Naturally this incentivizes each person to have their own block included in the blockchain so they get the "miner reward", and if two different blocks are created at the same time which gets included? This is solved by the idea of "difficulty": each block is identified by a "hash function", another one-way function, which converts the contents into a number. The function is chosen to give an essentially random distribution. The difficulty is then calculated as a function of the number of leading zeros in the number. So 1234 would have a difficulty of 0, 0234 has a difficulty of 1 (probability of 1 in 10), and 0056 has a difficulty of 10 (1 in 100, ten times as hard as previous). Anyway, the next block has to meet a minimum difficulty score, which is adjusted periodically so that a new block is found roughly every ten minutes. If there are two competing blocks, the one included is always the one that has the greatest difficulty score. So the miners will build slightly different versions of a block and calculate the hash function until they find one with the right score.

The hash function is designed to be computationally difficult for computers. But a stronger computer will calculate it faster, and so in the beginning of bitcoin anybody could have their computer working on hashing blocks and expect to find a valid one every once in a while, a computer that was twice as fast would just get twice as many hits over a long period of time. Within a couple years of bitcoin starting, though, people had discovered that graphics cards could be programmed to do the hash calculation much faster (by orders of magnitude) than a normal computer CPU. So for a while people would buy high end graphics cards and stack them together. Within a few more years, though, specialty circuits were made which could do this calculation faster by a couple more orders of magnitude. Because of the way that the difficulty requirement is periodically redefined, these application specific circuits still generate about one block every ten minutes, while the chance that a normal computer will find a valid block is essentially 0, and all mining is controlled by a few companies in China that have built their own custom bitcoin-mining supercomputers.
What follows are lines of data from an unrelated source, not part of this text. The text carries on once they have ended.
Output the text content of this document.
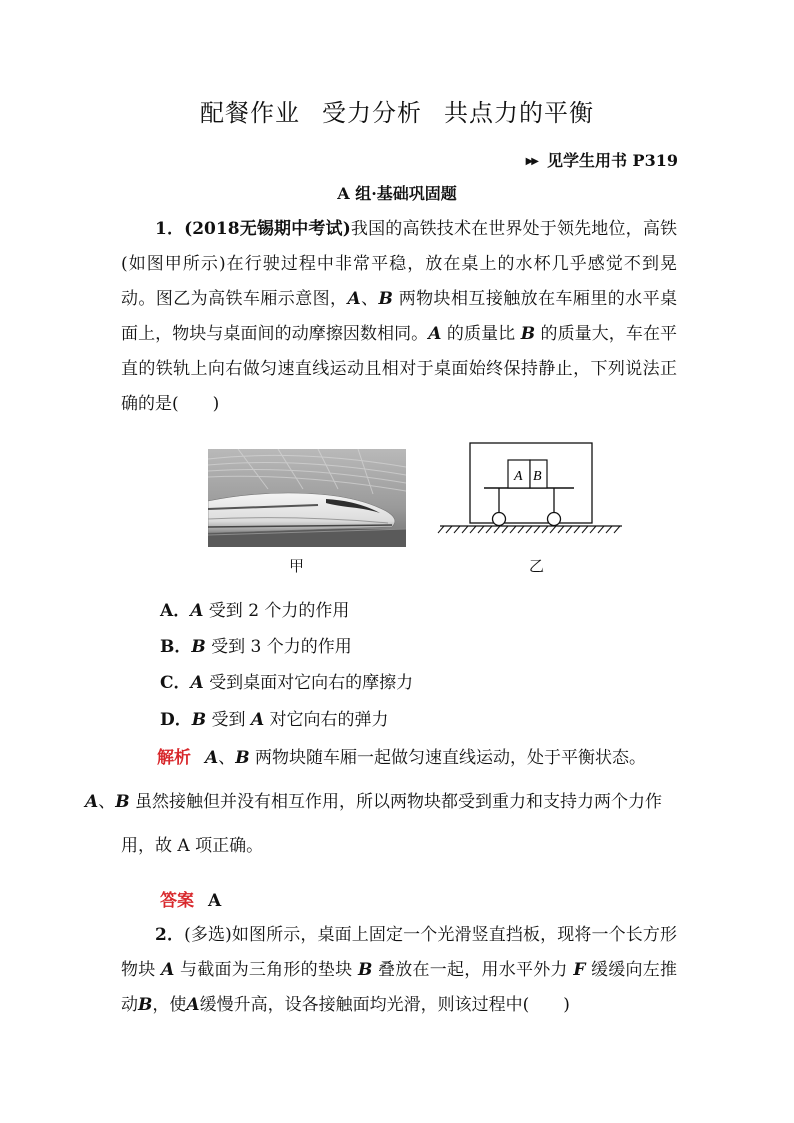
配餐作业 受力分析 共点力的平衡
▶▶ 见学生用书 P319
A 组·基础巩固题
1．(2018无锡期中考试)我国的高铁技术在世界处于领先地位，高铁(如图甲所示)在行驶过程中非常平稳，放在桌上的水杯几乎感觉不到晃动。图乙为高铁车厢示意图，A、B 两物块相互接触放在车厢里的水平桌面上，物块与桌面间的动摩擦因数相同。A 的质量比 B 的质量大，车在平直的铁轨上向右做匀速直线运动且相对于桌面始终保持静止，下列说法正确的是(　　)
A B
甲	乙
A．A 受到 2 个力的作用
B．B 受到 3 个力的作用
C．A 受到桌面对它向右的摩擦力
D．B 受到 A 对它向右的弹力
解析 A、B 两物块随车厢一起做匀速直线运动，处于平衡状态。
A、B 虽然接触但并没有相互作用，所以两物块都受到重力和支持力两个力作用，故 A 项正确。
答案 A
2．(多选)如图所示，桌面上固定一个光滑竖直挡板，现将一个长方形物块 A 与截面为三角形的垫块 B 叠放在一起，用水平外力 F 缓缓向左推动B，使A缓慢升高，设各接触面均光滑，则该过程中(　　)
The rule is that the only valid cryptocurrency blockchain is the one with the highest difficulty score, and for that there is nothing close to Bitcoin, which has been running since 2009. However, all those blocks add up, so to store the bitcoin blockchain requires several hundred gigabytes of memory. There are 1 TB disk drives available (1024 GB), so anybody can build a computer that is capable of holding all this data, and then they can run the check themself to show that any Bitcoin transaction is valid or not. This peer-to-peer structure makes Bitcoin more resilient than other types of digital currency which have a central point of failure. Because of this resiliency, the fact that Bitcoins can easily be sent anywhere around the globe instantly, and the fact that there is a defined limit to the total number of bitcoin (unlike US dollars, which can be printed whenever the US needs more money, causing inflation), Bitcoin can be used as a secure store of value or as a way to securely transfer funds globally, which is why the exchange rate has consistently increased over time (current exchange rate is about 5200 US dollars per bitcoin).